Attackers Bypass EDR by Using In-Memory PE Loaders Delivered via Malicious Downloads
Security researchers have discovered a wave of attacks that use in-memory PE loaders to slip past endpoint detection and response (EDR) systems.
In these incidents, threat actors deliver a small downloader to victims via malicious links or attachments.
Once executed, the downloader fetches a full Portable Executable (PE) file from a remote server and maps it directly into the memory of a trusted process.
This technique allows the payload to run without ever touching disk, making it extremely difficult for traditional antivirus and EDR tools to detect or block the attack.
How In-Memory PE Loaders Work
In-memory PE loaders take advantage of legitimate operating system functions to download and execute code entirely in memory.
First, an initial stub uses WinInet or similar APIs to retrieve the malicious payload from a URL controlled by attackers.
The stub then allocates a region of virtual memory inside a running, EDR-approved process and copies over the raw bytes of the downloaded EXE.
Next, it parses the PE headers, maps each section into its proper virtual address, and fixes up imports and relocations so the code can run correctly.
After setting the proper memory protections for each section, such as marking code pages executable, the loader jumps to the payload’s entry point and hands control over to the malicious code.
This entire flow leaves no malicious executable on disk, bypassing detection based on file scans or filesystem activity.
Even advanced EDR systems that monitor process creation and memory behavior often miss or misclassify these steps, because the initial stub appears benign and the main payload runs inside a trusted process.
According to the report, recent campaigns have delivered these in-memory loaders through weaponized email attachments, fake software updates, and compromised websites.
Victims are tricked into launching a seemingly harmless downloader that is only a few kilobytes in size.
That small file then pulls a much larger PE payload often custom tools, remote access trojans, or credential stealers from a cloud storage link or GitHub repository.
Because the payload is never written to disk, forensic investigators can struggle to find evidence of the attack after the fact.
In one documented case, attackers used a loader to fetch a remote administration tool disguised as a popular utility.
The tool was injected into a legitimate process, allowing the threat actors to move laterally within the network and steal sensitive data.
Organizations relying solely on signature-based defenses found their endpoints compromised before they could respond.
Defenders can improve detection of in-memory PE loaders by combining multiple telemetry sources.

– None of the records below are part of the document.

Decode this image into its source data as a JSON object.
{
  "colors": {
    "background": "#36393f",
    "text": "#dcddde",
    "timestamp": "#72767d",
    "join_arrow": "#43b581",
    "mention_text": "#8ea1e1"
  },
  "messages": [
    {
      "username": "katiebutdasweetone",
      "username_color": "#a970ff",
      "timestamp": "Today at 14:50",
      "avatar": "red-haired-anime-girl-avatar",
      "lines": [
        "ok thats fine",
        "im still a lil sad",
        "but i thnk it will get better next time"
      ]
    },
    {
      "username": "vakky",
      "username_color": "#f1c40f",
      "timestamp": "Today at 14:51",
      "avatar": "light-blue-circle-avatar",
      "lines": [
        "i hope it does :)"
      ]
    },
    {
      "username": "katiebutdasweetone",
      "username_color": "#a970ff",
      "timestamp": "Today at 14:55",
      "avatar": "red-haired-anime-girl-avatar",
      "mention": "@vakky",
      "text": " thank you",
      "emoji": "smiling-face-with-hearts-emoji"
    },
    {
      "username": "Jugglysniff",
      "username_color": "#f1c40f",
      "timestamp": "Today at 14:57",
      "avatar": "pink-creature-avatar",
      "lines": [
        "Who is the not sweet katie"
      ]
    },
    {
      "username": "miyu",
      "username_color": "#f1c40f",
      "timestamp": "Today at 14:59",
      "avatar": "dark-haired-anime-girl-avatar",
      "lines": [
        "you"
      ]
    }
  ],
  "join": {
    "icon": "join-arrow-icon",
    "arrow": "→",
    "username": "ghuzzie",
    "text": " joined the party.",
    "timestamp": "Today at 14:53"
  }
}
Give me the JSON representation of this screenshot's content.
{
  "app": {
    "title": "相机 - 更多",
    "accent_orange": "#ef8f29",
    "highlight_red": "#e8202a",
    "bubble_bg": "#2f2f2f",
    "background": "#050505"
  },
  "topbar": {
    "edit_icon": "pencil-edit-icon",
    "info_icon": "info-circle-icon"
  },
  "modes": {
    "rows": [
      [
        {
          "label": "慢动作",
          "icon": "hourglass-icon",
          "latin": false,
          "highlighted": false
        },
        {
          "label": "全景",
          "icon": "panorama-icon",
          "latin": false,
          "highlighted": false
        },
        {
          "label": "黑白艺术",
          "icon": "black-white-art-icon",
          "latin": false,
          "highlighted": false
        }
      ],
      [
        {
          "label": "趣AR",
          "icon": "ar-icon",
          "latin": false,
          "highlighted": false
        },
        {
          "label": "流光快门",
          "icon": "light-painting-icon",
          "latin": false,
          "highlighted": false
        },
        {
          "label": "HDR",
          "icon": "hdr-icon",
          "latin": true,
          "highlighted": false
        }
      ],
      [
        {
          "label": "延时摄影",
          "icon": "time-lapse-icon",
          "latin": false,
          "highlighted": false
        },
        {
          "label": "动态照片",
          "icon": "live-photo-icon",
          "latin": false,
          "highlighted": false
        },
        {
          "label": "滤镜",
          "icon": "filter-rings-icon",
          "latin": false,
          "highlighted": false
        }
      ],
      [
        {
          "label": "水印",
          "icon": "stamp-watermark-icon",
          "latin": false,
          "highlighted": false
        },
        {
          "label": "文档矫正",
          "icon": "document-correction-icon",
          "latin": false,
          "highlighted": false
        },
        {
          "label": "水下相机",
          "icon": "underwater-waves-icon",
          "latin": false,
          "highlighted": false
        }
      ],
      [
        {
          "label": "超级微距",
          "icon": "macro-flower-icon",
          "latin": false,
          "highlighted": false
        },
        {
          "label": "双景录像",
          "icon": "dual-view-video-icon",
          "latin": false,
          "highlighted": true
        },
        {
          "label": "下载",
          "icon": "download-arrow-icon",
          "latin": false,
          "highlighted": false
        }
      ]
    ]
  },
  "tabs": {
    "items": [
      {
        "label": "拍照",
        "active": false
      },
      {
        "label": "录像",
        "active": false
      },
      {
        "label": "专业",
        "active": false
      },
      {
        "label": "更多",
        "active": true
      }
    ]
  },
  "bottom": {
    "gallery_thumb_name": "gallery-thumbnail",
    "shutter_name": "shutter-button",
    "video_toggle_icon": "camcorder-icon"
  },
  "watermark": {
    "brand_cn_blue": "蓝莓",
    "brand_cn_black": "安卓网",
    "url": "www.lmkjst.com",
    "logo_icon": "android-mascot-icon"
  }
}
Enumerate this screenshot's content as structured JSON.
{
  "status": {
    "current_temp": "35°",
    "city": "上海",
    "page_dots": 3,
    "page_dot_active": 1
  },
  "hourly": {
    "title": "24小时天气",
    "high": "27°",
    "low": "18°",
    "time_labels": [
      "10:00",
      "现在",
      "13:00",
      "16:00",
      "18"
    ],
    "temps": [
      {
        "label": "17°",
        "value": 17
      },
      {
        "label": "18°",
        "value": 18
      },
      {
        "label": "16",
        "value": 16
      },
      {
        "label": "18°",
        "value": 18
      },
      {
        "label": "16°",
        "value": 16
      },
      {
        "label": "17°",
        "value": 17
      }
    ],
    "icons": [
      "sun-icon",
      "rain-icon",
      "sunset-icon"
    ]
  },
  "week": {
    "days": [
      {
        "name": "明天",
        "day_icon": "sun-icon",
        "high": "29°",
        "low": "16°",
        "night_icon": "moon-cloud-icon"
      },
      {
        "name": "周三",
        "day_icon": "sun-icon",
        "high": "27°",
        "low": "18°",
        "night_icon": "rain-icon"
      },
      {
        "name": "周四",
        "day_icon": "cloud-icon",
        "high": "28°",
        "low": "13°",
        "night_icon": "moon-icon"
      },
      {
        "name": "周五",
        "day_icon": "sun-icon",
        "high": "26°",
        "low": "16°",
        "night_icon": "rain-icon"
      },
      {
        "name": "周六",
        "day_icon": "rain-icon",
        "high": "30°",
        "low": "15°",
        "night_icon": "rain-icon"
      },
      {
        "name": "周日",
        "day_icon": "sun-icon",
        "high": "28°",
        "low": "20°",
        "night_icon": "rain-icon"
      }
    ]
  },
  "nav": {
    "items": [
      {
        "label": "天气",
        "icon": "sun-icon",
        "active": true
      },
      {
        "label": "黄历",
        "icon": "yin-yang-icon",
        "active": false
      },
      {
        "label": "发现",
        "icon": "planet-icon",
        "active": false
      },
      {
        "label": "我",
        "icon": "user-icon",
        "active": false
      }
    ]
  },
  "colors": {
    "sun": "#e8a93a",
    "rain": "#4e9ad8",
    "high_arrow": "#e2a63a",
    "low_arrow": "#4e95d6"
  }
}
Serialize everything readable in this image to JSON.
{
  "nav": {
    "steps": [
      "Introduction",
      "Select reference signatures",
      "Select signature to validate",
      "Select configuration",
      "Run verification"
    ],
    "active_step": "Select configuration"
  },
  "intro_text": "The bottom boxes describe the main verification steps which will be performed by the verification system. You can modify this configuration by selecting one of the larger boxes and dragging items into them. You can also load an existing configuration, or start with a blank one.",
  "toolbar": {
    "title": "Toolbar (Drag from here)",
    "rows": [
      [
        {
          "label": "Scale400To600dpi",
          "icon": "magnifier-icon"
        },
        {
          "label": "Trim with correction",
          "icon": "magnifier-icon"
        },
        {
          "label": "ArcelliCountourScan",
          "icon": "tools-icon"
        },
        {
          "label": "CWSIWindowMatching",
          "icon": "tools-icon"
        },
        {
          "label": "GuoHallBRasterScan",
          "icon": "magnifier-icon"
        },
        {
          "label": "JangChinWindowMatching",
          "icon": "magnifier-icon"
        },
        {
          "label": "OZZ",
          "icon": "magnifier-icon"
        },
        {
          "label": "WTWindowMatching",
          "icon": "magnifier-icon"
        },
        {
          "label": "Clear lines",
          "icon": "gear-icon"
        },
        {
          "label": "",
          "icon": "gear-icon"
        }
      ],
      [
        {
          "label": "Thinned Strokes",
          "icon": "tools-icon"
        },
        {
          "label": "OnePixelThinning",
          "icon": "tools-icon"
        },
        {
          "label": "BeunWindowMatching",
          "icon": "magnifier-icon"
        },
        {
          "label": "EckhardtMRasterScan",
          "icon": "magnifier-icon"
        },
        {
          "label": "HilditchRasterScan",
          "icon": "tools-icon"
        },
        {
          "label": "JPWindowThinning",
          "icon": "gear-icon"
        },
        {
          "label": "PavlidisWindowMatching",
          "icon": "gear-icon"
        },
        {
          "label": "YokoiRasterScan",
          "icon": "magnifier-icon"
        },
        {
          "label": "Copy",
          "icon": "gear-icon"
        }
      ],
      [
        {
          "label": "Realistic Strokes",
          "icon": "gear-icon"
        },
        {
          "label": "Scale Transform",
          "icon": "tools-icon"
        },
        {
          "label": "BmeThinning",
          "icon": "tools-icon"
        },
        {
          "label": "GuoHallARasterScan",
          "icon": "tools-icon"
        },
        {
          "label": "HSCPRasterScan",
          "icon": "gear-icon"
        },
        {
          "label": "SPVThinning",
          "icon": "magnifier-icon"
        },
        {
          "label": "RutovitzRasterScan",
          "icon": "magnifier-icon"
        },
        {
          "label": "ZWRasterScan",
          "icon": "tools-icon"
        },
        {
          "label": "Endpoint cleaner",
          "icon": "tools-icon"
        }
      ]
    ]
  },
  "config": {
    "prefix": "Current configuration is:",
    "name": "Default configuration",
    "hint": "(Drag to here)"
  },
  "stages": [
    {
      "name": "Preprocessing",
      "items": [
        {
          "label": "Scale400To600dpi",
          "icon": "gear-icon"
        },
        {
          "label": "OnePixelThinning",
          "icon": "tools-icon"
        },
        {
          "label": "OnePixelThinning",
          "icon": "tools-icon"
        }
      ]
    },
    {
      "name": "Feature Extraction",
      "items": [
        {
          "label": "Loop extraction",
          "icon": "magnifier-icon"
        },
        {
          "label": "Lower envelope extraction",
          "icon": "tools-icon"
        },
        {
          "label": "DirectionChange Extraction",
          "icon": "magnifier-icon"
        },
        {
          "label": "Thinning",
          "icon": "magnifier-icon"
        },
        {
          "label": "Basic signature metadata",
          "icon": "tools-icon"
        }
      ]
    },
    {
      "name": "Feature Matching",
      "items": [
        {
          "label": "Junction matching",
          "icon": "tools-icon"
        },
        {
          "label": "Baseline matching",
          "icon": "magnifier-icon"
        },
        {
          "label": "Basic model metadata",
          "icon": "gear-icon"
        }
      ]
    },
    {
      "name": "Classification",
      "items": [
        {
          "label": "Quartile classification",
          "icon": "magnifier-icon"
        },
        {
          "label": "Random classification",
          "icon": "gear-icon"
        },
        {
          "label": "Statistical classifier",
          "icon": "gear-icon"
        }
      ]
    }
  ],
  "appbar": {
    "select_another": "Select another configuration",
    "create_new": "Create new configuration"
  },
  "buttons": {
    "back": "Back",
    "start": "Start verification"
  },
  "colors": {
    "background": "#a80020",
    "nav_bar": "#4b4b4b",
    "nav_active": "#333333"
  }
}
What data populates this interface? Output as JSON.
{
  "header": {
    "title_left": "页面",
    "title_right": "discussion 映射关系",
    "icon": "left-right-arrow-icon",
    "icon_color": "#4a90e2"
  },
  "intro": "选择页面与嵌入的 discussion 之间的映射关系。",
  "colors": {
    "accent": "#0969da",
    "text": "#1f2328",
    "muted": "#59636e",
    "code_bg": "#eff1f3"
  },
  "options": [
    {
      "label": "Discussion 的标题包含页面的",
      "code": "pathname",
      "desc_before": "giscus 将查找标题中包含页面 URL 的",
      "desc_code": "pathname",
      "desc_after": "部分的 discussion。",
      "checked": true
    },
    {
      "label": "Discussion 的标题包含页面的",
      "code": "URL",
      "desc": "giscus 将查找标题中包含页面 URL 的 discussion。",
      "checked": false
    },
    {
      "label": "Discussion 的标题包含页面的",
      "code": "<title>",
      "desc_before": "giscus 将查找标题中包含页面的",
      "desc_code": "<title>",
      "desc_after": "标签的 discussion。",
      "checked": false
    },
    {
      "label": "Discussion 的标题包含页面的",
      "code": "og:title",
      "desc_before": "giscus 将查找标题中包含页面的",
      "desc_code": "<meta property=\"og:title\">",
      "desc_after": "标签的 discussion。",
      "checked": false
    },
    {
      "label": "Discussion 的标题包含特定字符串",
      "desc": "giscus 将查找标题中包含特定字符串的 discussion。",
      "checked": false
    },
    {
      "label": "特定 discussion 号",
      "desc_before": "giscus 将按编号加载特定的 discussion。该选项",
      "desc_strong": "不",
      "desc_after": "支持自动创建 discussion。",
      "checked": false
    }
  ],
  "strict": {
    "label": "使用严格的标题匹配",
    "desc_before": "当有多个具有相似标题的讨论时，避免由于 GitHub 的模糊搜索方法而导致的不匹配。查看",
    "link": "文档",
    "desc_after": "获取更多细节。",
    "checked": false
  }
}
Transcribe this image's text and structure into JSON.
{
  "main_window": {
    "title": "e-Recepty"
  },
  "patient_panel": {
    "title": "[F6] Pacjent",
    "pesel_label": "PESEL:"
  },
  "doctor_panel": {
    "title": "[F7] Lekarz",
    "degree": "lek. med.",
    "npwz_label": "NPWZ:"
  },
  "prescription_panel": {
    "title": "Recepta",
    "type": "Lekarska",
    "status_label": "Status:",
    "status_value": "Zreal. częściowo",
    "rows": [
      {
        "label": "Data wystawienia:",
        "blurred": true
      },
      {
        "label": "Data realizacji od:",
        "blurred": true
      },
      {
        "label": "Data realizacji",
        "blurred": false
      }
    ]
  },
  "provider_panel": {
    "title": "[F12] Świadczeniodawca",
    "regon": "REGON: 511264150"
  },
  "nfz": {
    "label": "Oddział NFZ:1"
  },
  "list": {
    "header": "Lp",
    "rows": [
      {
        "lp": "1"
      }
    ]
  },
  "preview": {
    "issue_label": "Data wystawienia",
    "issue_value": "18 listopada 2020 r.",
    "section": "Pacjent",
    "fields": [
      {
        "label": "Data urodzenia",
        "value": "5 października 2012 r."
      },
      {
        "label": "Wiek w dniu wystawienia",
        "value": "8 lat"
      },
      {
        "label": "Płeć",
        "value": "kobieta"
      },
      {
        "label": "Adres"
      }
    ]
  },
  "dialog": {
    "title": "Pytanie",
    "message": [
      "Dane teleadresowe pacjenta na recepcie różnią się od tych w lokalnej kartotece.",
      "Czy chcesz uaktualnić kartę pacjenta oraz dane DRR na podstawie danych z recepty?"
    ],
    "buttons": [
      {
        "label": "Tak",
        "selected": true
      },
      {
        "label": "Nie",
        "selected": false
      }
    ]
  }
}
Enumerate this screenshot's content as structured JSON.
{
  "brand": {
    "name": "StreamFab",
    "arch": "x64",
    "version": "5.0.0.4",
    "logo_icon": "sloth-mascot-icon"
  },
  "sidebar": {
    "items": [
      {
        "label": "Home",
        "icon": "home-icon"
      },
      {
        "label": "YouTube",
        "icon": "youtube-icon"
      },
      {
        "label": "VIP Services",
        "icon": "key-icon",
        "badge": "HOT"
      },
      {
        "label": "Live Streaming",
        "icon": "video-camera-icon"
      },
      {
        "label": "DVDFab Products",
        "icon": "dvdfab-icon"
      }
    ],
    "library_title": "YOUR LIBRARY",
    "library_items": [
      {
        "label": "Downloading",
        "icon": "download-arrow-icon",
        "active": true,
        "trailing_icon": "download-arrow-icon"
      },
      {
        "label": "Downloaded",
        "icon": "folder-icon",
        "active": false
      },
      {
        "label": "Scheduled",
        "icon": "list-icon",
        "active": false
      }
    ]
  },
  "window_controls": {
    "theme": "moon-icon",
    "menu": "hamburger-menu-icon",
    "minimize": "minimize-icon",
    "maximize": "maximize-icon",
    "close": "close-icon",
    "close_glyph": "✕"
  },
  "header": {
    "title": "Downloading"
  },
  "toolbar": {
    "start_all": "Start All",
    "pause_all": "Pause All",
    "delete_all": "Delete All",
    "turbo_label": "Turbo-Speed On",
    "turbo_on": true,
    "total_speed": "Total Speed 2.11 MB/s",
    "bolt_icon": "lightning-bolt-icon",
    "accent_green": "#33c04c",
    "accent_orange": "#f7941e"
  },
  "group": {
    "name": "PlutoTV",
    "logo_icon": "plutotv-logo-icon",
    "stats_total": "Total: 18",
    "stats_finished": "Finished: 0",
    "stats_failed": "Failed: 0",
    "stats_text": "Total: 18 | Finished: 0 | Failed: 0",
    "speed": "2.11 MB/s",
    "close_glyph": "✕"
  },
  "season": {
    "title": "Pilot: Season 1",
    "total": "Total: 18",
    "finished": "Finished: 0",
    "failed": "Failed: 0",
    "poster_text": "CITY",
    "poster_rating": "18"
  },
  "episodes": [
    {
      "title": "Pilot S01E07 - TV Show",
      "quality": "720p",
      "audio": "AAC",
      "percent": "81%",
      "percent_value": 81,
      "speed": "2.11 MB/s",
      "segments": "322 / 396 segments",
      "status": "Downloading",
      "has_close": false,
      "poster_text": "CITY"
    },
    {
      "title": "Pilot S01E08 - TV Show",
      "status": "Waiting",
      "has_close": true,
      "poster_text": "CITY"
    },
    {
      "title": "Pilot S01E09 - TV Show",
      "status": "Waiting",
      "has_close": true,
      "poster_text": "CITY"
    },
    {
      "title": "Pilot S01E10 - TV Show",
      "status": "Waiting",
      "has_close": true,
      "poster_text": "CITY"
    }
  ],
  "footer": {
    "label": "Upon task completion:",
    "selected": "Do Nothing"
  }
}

Monitoring for unusual API calls such as VirtualAlloc, WriteProcessMemory, and VirtualProtect can reveal code injection attempts.

Anomaly detection that tracks unexpected network connections from user processes may also flag suspicious download activity.
Enlisting memory integrity checks and endpoint behavior analytics can help spot these covert loaders in real time.
To harden defenses, organizations should enforce strict application allowlists, deploy memory-scanning tools capable of inspecting live processes, and segment sensitive environments to limit lateral movement.
Regular threat hunting exercises that simulate in-memory attacks will increase visibility and prepare teams to respond swiftly.
Keeping EDR solutions updated with the latest detection rules for file-less techniques is also essential.